Искра издала звук, похожий на взрыв бомбы.
– Да, – сказал Ян. – Наш адвокат был готов убить меня. Папа – сенатор, он сказал это так, будто я не в курсе. Иски. Укрывательство. Не зли людей во время выборов. У ада нет такой ярости, как у женщины, презираемой из-за того, насколько опасной была ситуация. Именно это слово он употребил – опасная.
– Хорошее слово.
– Он сказал, что у меня есть выбор – порвать с тобой полностью и навсегда или рассказать отцу и позволить ему тебя уволить.
– Меня уволить?
– Ты устроила розыгрыши над сослуживцами, и юрист сказал, что этого вполне достаточно, чтобы тебя уволить.
– Мы разыгрываем друг друга. Никто не обижается.
– Я знаю, знаю. – Ян поднял руки, показывая, что сдается. – Это я сказал МакБранду, акуле компании. Он сказал, что мне придется решить – бросить тебя или уволить. Это было нечестно по отношению к тебе, но я не видел другого выбора. Я сказал юристу, что порву с тобой. Он позвонил в полицию и на следующее утро, когда Хеггерти пришел в мой офис, я записал наш разговор, и его арестовали за шантаж. Мы согласились отказаться от обвинений, если он подпишет юридически обязательное соглашение о неразглашении. Таков был конец всему. И нам.

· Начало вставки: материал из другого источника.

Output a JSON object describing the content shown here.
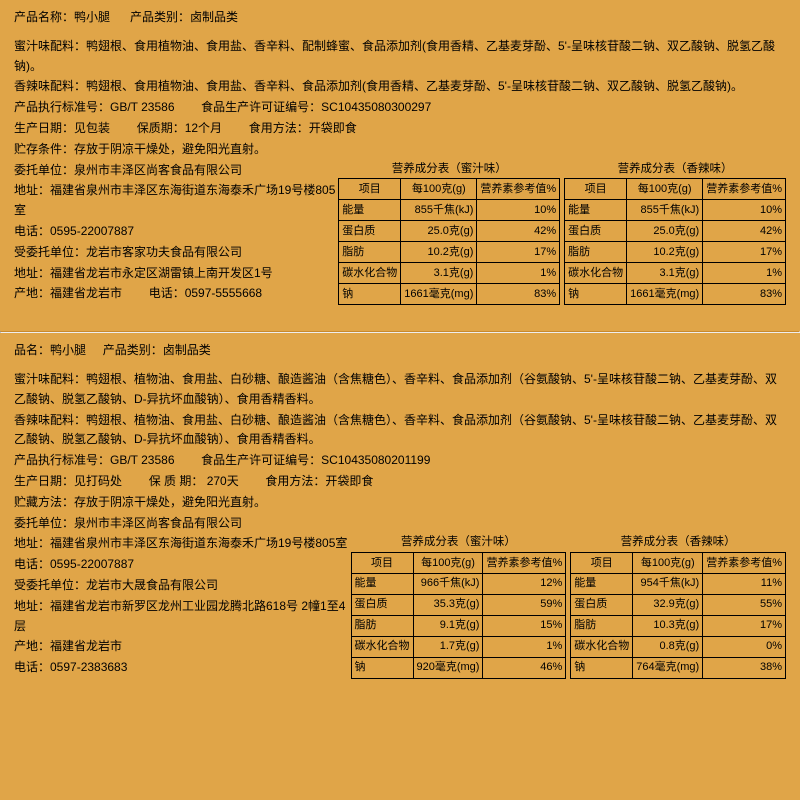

Яну было плохо, физически плохо, рассказывая ей эту историю. Он хотел избавить ее от неприятных деталей, защитить от знаний, которые могли стать для нее кошмаром.
– Это очень мило, Ян. Но...
– Но?
– Тебе стоило поговорить со мной. Тебе стоило рассказать, что на самом деле происходит, вместо того, чтобы сказать: «Прости, милая. Ты недостаточно хороша для меня».
– Я не так сказал. Я сказал, что я твой начальник, потому что я буквально твой начальник. Потому что так поступают боссы, которые следят за работой своих подчиненных. Я начальник. Наш юрист сказал мне найти причину, чтобы уволить тебя, и я мог бы это сделать, и тебе не к чему было бы придраться. Столько власти над человеком, с которым встречаешься. Прости, что не сказал тебе всю правду. Я хотел защитить тебя. Это все. Мое признание. Я давно понял, что поступил неправильно, хотя, хоть убей, не знаю, какой другой выбор у меня был.
– Ты мог рассказать мне о том, что происходит. Ты мог рассказать мне правду. Ты мог упомянуть, что кто-то тебя шантажирует и угрожает разрушить политическую карьеру твоего отца. Я бы была огорчена, но поняла. И я бы справилась с этим, не привлекая юристов.